2,7-Dihexylamino-4-methyl-[1.8]-naphthyridine 3e

Yellow powder, mp 190°C (Found: C, 73.9; H, 9.8; N, 16.4 Calc. for C₂₁H₃₄N₄ (342.53).
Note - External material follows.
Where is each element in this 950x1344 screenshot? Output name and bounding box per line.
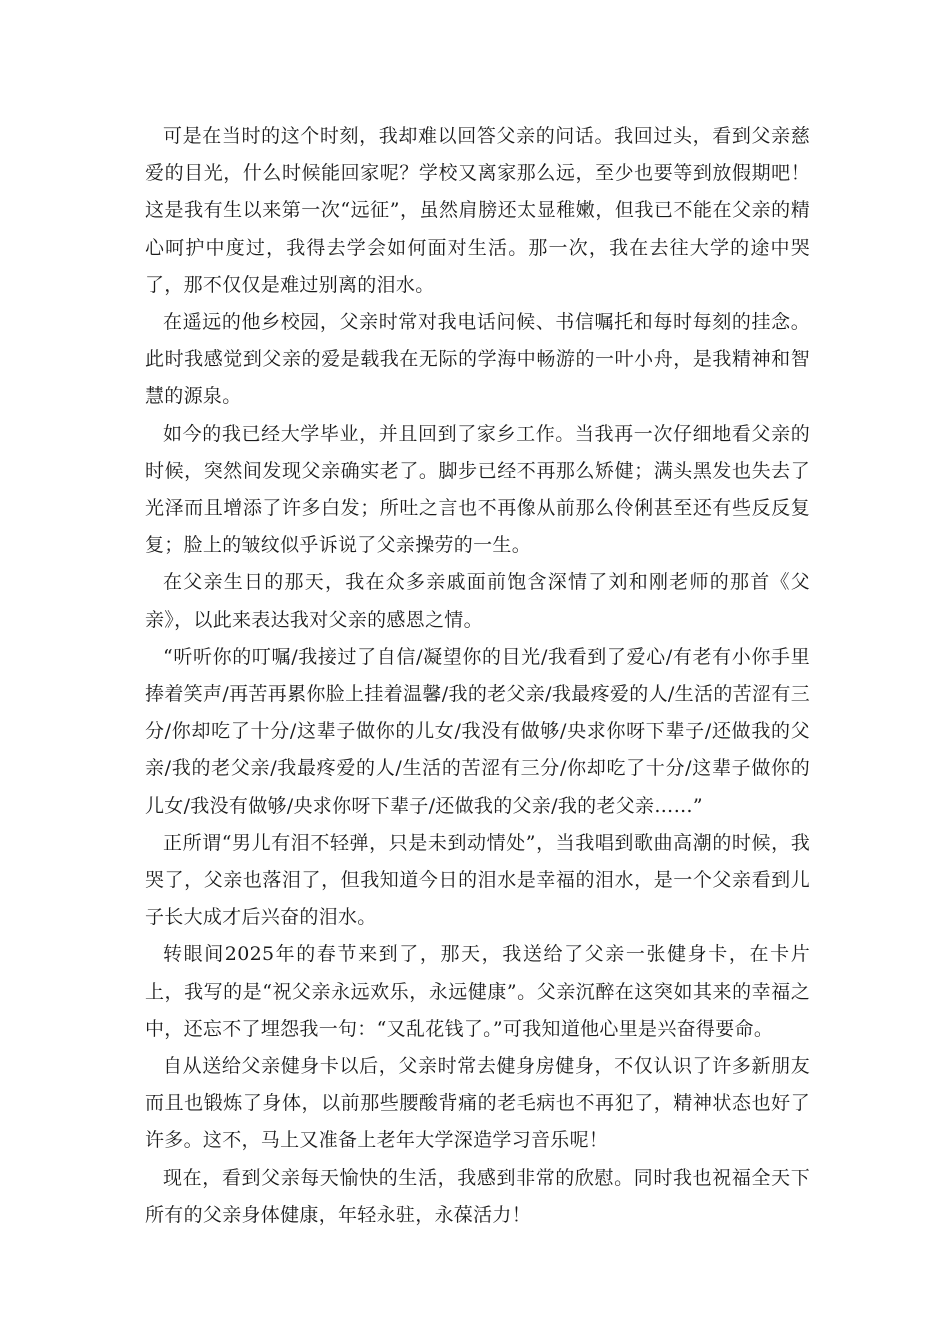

C, 73.6; H, 10.0; N, 16.4; δ_H (500 MHz, CDCl₃) 0.89 (6 H, t, J 6.31, 2x Hζ), 1.34 and 1.42 (12 H, m, J 6.31, 2x Hε−γ), 1.73 (4 H, m, J 7.41, Hβ) 2.43 (3 H, s, Naphth-CH₃), 3.25 (4 H, t, J 7.09, N-CH₃), 6.16 (1 H, s, H3), 6.32 (1 H, d, J 8.83, H6), 7.70 (1 H, d, J 8.83, H5); δ_C(125 MHz, CDCl₃) 14.0 (CH₂-ζ), 18.6 (Naphth-CH₃), 22.6 (CH₂-ε), 26.8 (CH₂-γ), 29.0 (CH₃-β), 31.6 (CH₃-δ), 42.7 (N-CH₂), 110.6 (C3), 133.6 (C5), 134.8 (C6), 145.5 (C4), 157.0 (C9), 159.2/159.4 (C2/C7); MS (EI⁺) m/z (%): 342 (11) (C₂₁H₃₄N₄⁺), 313 (6) (C₁₉H₂₉N₄⁺), 285 (15) (C₁₇H₂₅N₄⁺), 271 (15), 259 (89), 243 (11), 230 (15), 202 (62) (C₂₁H₃₄N₄⁺), 188 (100) (C₁₀H₁₂N₄⁺), 175 (83), 159 (34) (C₉H₉N₃⁺).